Auckland Council has set an ambitious target to improve the city’s housing affordability.
It wants to see median house prices in the city fall to five times media household income, which in today’s terms would be about $400,000.
The target was set by the council’s development committee, after receiving a hard-hitting housing report from its chief economist Chris Parker.
“At the moment, it takes nine to 10 times your average salary to buy a house in Auckland. The average household salary is around the $80,000 mark, average house prices around the $800,000 mark,”‘ committee chairwoman and deputy mayor, Penny Hulse said.
“We’re saying over the next 10 or 15 years we want to bring it down to one in five, which means in today’s figures an average household salary of $80,000, average house price down to $400,000.”
Hulse said the target would not be easy to hit, and would involve a continued focus on working with the Government, developers, and community housing providers.

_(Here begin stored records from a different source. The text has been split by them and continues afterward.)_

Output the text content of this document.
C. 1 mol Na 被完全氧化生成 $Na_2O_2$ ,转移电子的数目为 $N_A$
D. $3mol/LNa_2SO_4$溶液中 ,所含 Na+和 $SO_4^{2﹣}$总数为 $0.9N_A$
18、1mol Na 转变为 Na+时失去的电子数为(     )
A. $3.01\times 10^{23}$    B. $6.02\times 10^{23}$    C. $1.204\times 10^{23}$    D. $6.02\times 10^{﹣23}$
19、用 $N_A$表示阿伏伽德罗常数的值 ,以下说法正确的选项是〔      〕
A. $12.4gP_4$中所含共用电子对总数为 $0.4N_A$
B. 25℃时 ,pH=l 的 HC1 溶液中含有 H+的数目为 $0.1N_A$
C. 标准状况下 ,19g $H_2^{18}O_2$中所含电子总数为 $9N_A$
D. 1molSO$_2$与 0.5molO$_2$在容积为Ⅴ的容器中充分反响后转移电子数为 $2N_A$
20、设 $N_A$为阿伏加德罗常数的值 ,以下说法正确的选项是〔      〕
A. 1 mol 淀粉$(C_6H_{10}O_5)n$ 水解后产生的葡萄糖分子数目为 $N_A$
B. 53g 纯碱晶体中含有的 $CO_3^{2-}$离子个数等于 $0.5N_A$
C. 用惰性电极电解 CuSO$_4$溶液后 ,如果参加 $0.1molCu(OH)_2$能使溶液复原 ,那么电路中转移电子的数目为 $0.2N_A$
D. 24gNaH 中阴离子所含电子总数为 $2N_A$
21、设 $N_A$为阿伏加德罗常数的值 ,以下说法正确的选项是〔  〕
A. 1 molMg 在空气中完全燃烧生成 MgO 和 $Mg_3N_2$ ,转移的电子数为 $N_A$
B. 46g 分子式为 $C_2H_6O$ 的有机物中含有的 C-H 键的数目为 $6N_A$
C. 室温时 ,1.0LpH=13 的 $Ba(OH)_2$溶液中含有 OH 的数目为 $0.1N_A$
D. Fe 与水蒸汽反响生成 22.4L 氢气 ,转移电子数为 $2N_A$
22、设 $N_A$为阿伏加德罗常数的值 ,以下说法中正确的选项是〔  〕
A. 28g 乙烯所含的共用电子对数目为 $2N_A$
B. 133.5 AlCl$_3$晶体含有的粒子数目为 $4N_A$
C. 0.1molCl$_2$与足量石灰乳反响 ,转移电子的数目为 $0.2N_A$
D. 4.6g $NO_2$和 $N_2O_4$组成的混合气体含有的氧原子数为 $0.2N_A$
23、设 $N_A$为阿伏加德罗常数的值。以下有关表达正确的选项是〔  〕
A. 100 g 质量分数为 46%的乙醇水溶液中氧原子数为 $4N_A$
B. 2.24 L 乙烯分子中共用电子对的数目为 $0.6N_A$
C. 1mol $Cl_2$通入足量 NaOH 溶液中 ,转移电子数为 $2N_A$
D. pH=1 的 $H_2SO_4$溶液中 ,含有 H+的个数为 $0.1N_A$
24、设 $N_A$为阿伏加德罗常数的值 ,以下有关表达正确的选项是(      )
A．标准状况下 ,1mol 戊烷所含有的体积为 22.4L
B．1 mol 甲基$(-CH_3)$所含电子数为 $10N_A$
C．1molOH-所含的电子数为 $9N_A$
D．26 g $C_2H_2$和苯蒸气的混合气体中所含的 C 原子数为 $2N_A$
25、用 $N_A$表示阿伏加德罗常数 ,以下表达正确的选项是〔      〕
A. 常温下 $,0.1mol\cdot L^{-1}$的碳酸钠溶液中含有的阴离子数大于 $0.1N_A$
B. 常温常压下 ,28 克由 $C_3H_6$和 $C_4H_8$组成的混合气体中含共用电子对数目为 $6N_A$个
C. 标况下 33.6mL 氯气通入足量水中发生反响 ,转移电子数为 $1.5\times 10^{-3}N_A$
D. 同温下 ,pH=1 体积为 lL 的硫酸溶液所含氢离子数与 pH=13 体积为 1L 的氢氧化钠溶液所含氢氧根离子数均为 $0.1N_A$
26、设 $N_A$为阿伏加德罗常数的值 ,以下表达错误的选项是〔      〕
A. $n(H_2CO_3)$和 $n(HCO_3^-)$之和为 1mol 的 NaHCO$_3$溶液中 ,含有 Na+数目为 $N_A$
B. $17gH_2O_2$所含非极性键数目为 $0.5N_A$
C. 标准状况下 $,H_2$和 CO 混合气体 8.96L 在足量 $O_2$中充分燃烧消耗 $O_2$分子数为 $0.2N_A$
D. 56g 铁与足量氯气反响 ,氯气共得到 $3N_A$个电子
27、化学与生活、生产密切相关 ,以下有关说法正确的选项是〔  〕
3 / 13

“There’s no silver bullet and it takes a whole lot of people collaborating.
“Each of us has a different part of the work to do, so for council it’s about simplifying our planning rules, simplifying our design requirements, making sure we’ve got enough land supply and enough infrastructure to deal with that increased land supply. And looking at how we can work with the building sector at how we can reduce the actual cost of building houses.”
The committee has also asked Panuku, its new development arm, on the best sites for three key new housing projects using council-owned land.
“We just handed them a long list of areas and they’re going to come back to us with a short-list in December.”
Panuku would potentially partner up with Crown land as it had in the Tamaki and Hobsonville housing projects. Council partnerships with developers meant the council had more say on the proportion of affordable or social housing in such developments.
Working with private developers also meant the council could have a say in getting the right mix of housing.
In some areas it was not social housing but affordable housing that was the most urgent need, she said.
Other times, a greater focus on townhouses and apartments was more appropriate than houses to bring costs down.